Informacje o śmierci artystki przekazał jej oficjalny fanklub. Z komunikatu dowiadujemy się, że artystka odeszła w Niemczech.
Dotarła do nas z Niemiec bardzo przykra wiadomość. Krystyna Konarska nie żyje. Trudno w to uwierzyć wielbicielom jej wyjątkowego talentu, dla których ta wspaniała artystka była kimś ważnym i bliskim, choć od dość dawna mieszkała poza Polską i nie udzielała się publicznie. Lśniła ciepłym blaskiem najpiękniejszej gwiazdy, dając nam swoimi niezapomnianymi piosenkami tak wiele radości i wzruszeń.
Jak podaje w rozmowie z Plejadą właścicielka fanklubu Konarskiej, Ewa Szczepanik, artystka przeszła zawał, a następnie wylew.
Pani Krystyna Konarska chorowała. Przeszła rozległy zawał, a potem wylew. Zmarła w Rinteln. Niestety, nie potrafię podać dokładnej daty śmierci.

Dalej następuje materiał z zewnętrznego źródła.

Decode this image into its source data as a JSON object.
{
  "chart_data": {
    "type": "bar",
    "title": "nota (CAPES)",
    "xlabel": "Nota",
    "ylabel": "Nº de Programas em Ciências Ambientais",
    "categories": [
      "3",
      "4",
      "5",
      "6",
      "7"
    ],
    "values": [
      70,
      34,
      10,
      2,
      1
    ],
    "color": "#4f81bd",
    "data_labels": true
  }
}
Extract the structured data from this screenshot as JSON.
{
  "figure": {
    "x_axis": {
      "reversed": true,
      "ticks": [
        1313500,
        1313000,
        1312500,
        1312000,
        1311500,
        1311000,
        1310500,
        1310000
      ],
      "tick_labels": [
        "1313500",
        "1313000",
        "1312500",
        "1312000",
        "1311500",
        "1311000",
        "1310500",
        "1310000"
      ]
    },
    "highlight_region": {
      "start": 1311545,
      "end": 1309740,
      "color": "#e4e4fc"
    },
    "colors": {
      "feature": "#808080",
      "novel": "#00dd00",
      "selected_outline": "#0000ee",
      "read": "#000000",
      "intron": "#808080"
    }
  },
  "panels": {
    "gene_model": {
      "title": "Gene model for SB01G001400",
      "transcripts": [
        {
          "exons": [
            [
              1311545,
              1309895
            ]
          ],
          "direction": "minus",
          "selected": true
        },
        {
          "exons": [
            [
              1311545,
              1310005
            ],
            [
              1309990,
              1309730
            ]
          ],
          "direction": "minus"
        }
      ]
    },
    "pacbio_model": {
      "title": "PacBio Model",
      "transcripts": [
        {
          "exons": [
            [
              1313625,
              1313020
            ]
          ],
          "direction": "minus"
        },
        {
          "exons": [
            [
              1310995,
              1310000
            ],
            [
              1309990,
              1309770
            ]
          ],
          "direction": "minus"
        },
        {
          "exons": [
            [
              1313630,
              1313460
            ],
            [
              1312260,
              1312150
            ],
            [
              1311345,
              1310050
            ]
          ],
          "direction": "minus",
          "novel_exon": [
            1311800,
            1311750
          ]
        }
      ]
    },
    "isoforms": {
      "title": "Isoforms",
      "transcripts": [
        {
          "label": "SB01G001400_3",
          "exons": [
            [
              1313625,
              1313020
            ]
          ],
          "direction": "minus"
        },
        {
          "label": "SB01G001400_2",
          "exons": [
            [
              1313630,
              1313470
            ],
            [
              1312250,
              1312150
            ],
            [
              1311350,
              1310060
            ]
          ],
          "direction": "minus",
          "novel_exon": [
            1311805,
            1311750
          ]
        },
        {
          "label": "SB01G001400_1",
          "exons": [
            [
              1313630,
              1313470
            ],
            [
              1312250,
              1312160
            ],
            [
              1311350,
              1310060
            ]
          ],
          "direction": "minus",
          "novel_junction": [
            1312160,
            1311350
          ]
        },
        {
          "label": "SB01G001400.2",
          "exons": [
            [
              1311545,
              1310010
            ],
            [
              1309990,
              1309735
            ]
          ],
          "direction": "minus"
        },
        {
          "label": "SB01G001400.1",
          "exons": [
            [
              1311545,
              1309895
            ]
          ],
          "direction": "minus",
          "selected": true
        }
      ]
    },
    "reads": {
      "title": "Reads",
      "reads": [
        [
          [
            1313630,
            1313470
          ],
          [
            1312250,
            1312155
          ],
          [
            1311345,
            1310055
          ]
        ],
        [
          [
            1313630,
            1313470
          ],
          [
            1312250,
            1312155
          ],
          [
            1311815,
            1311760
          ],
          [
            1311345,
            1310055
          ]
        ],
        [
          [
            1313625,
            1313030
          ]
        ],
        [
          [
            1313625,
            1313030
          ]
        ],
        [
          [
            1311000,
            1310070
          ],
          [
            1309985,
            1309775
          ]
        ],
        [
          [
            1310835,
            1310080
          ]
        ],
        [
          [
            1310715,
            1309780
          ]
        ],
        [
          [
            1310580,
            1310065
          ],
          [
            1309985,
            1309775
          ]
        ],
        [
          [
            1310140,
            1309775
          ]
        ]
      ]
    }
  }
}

Konarska była popularna w kraju przede wszystkim w latach 60. W 1966 roku wystąpiła na festiwalu w Sopocie z piosenką autorstwa Jacka Korczakowskiego i Adama Wiernika "Przyjdzie po mnie ktoś". Jak wspomniała po latach, piosenką tą wyśpiewała scenariusz swojego życia, który toczył się zgodnie z jej tekstem. Najpierw przyszedł po nią jej przyszły mąż, potem był ktoś z Warszawy, a kolejnym Bruno Coquatrix, właściciel paryskiej Olimpii, w której występowała.
Popularność zdobyła jednak nie tylko jako gwiazda muzyki, ale również kina. W 1964 roku zagrała w filmie Jerzego Stefana Stawińskiego "Pingwin" u boku Zbigniewa Cybulskiego. Rok później pojawiła się na planie filmu "Święta wojna" w reżyserii Juliana Dziedziny, w którym zaśpiewała piosenkę.